Faces molded into the trunks, the roots, the stones — twisted in agony, some grinning with blackened teeth, others frozen in endless screams.

The cult hadn’t simply buried the bodies.

They’d planted them.

Fertilized something older than men, something that had been waiting.

And now, with its caretakers gone, it needed new hands.

New offerings.

Roots burst through the ground, snaking around Harper’s boots. She tried to scream, but the sound lodged in her throat.

voice—not her own—whispered in her ear:

“You found us. You belong to us now.”

The last thing Harper saw was the trees closing in, bark splitting wide to reveal pulsing, red things underneath.

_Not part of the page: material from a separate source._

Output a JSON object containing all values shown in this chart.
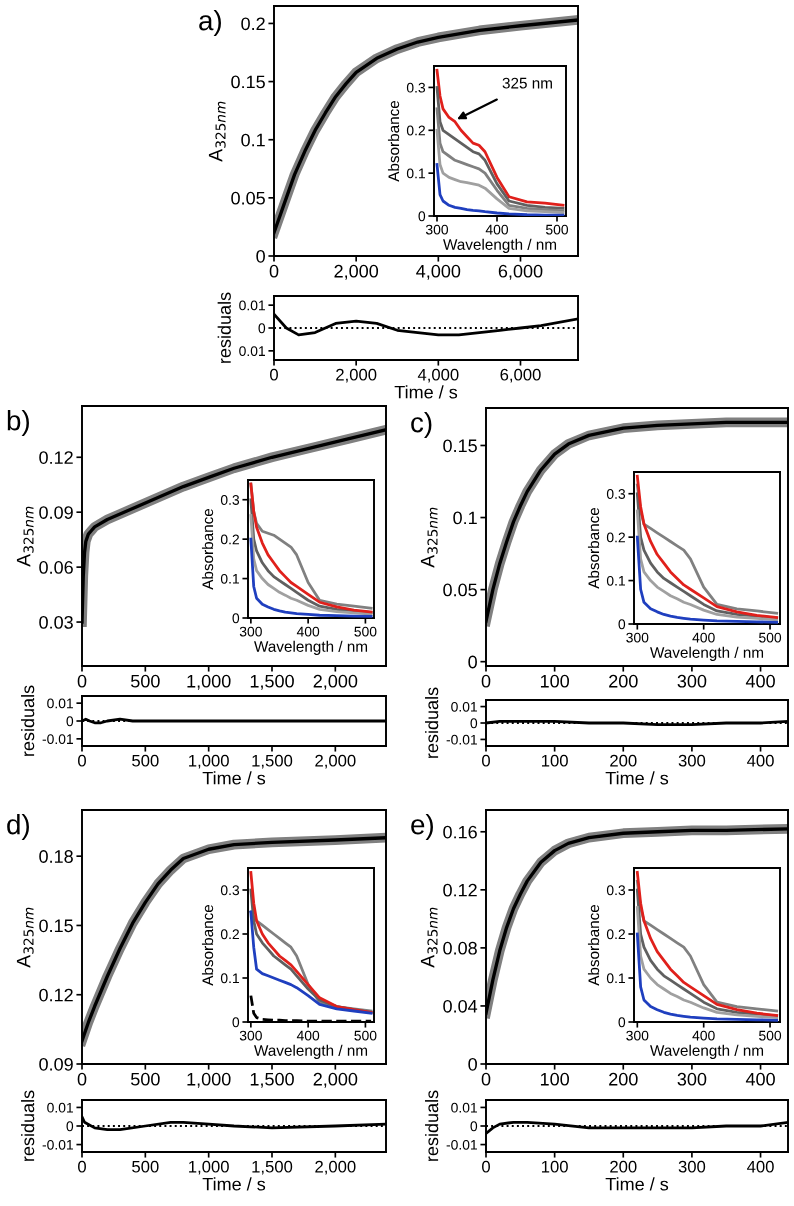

Like lungs. Like mouths.

When the search party found her pack days later, it was half-buried under a freshly grown sapling.

Her body was never recovered.

But some nights, if you walk the Shiloh Ridge trail and listen carefully, you can hear her voice — laughing and weeping, tangled in the roots.

The forest had fed.

And it had learned hunger all over again.